Bradford Co. victim's car hit trees along Snydertown Road
SNYDERTOWN - A Bradford County teenager was believed to be speeding when she wrecked her car along a wet Snydertown Road Thursday morning, state police said.
Sarah Ellen Reid, 18, of Athens, was pronounced dead at the scene of the crash by Northumberland County Coroner James Kelley, who said in a press release that she was killed by blunt force trauma.
She was not wearing a seat belt, but Kelley said the vehicle's air bags deployed.

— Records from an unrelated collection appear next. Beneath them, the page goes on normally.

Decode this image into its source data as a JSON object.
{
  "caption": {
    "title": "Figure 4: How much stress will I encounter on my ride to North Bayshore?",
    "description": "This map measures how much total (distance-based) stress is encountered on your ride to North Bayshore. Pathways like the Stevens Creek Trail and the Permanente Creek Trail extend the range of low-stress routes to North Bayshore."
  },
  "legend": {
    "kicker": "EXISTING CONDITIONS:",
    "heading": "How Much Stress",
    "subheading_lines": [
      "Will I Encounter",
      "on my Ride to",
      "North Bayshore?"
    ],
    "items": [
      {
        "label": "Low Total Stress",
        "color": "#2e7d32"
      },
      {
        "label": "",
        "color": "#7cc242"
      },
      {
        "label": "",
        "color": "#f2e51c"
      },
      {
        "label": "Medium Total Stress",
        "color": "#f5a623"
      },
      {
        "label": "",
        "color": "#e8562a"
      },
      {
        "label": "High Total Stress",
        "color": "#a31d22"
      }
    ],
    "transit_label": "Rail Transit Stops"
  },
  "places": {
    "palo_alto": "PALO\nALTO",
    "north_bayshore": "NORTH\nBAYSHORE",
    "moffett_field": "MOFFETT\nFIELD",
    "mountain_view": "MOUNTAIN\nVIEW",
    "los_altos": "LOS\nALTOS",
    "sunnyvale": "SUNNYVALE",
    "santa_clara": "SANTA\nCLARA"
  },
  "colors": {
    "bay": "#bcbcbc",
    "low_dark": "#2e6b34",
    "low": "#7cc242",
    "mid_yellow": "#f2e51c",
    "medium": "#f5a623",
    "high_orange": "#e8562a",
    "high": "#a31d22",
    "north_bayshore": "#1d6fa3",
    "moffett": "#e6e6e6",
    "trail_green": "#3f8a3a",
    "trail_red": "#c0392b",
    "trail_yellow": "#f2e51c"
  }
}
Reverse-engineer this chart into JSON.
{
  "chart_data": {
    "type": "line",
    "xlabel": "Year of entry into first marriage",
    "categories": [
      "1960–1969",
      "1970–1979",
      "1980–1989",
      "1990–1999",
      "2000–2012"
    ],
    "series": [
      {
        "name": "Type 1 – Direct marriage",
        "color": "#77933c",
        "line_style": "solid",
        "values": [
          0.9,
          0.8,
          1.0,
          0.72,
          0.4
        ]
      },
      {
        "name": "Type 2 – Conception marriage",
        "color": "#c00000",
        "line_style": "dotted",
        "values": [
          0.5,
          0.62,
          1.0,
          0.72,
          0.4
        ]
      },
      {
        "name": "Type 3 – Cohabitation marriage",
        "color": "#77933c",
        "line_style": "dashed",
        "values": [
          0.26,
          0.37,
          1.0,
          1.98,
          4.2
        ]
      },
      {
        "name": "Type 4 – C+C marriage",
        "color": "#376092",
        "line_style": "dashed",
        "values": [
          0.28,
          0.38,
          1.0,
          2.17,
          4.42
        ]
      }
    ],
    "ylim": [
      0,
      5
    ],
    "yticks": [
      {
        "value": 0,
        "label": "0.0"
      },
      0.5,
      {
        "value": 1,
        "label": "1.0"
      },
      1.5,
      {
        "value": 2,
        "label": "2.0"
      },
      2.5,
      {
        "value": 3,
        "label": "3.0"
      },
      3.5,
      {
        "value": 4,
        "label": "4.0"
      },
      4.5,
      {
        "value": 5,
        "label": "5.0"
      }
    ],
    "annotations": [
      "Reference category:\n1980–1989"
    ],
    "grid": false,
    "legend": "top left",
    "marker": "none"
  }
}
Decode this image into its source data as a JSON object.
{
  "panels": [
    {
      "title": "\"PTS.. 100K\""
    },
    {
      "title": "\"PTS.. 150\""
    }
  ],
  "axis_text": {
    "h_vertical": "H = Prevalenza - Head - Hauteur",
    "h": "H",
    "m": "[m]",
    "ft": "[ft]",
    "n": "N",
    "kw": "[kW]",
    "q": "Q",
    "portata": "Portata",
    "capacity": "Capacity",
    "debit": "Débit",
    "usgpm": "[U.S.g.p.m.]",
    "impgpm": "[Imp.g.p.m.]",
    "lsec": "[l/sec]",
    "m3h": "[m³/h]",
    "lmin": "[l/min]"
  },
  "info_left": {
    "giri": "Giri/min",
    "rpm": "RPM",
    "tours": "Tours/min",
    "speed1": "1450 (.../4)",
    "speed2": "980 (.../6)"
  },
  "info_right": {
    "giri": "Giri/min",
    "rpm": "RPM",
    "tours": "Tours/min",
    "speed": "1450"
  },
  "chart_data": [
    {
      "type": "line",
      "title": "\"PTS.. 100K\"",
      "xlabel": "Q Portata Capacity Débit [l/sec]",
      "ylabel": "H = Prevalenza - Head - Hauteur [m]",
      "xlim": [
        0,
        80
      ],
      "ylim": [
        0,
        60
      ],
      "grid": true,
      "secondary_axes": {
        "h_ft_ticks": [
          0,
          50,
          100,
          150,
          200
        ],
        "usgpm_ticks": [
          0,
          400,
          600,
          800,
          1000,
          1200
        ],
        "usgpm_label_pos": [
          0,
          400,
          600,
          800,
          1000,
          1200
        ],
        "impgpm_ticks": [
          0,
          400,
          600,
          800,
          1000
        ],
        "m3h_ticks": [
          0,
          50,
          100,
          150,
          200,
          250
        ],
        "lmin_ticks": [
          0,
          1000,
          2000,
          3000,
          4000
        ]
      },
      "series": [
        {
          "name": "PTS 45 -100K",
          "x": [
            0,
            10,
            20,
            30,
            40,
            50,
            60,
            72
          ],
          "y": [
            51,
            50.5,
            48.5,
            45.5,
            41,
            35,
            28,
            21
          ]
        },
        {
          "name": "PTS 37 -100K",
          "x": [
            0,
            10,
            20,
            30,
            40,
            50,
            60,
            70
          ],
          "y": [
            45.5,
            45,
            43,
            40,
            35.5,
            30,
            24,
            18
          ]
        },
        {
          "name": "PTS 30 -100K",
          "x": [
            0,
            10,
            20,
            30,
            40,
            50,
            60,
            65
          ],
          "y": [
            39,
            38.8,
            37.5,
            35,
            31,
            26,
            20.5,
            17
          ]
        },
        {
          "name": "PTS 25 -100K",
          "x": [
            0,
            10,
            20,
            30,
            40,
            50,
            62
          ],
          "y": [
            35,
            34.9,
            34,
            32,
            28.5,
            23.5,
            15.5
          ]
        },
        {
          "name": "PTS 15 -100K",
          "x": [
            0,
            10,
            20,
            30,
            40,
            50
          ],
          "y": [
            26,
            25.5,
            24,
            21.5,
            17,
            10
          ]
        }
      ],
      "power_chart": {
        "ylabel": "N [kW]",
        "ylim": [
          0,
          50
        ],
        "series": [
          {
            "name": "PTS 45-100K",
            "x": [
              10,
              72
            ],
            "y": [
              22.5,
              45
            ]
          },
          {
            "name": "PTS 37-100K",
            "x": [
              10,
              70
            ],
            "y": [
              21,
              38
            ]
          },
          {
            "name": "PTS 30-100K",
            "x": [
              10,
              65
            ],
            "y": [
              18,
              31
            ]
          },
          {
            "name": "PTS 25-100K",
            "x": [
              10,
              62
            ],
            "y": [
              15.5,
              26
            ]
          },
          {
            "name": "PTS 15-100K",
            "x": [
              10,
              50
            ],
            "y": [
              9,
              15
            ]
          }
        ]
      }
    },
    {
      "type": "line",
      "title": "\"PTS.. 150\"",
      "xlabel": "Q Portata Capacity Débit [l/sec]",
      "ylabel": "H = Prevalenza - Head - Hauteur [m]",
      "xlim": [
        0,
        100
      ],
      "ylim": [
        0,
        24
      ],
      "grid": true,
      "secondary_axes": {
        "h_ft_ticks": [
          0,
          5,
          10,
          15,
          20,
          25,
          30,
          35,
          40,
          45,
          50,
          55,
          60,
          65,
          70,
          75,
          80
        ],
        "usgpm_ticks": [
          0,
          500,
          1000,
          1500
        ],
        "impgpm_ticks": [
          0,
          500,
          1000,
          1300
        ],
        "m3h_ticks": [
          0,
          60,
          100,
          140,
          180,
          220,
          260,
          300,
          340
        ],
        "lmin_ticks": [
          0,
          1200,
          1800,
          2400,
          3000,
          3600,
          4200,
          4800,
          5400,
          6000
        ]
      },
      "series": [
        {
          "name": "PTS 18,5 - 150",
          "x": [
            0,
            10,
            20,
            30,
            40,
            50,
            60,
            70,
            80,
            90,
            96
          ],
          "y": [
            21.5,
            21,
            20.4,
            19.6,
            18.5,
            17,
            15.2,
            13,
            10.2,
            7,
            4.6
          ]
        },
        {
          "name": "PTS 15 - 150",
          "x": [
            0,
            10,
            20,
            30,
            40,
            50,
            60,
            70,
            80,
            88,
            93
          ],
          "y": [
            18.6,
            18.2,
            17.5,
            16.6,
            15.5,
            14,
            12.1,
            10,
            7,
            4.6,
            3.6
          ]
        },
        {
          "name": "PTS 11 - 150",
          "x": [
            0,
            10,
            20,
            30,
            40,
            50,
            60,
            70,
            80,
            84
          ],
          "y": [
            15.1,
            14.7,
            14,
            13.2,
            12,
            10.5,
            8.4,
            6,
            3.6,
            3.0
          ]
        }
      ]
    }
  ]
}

The crash occurred two miles west of Snydertown, near Chevanik Road, just before 10 a.m. She was pronounced dead 30 minutes later and was identified by her parents at the morgue of Sunbury Community Hospital at 1 p.m., Kelley reported.
Trooper James McCormick, state police at Stonington, said in a public information release that Reid was driving a 1996 Honda Civic west toward Sunbury when she lost control of the four-door sedan on a left hand curve.
The vehicle spun clockwise and off of the north berm, striking a tree with its front end. It continued to spin and struck another tree with its driver's side before coming to rest facing east.
It was reported to 911 that the vehicle had caught fire but was quickly extinguished.
Reid was the lone occupant of the car.
McCormick was assisted by Trooper Daniel Wilk and Cpl. Jack Chapman in determining how the crash occurred by examining and measuring road markings and ruts in the grass left by the car's tires.
A young man who was visibly upset told troopers at the scene that he was Reid's boyfriend. He answered trooper's questions and was consoled by two men who arrived on scene before driving away.
Emergency personnel said it was believed the boyfriend was driving ahead of Reid and, no longer noticing her car in his rearview mirror, turned around and discovered the accident.
It is believed Reid had recently moved in with her boyfriend in Snydertown.
Chief Deputy Coroner James R. Gotlob assisted Kelley. Sunbury and Stonington fire departments assisted troopers.
Snydertown Road was closed in the area for approximately 75 minutes.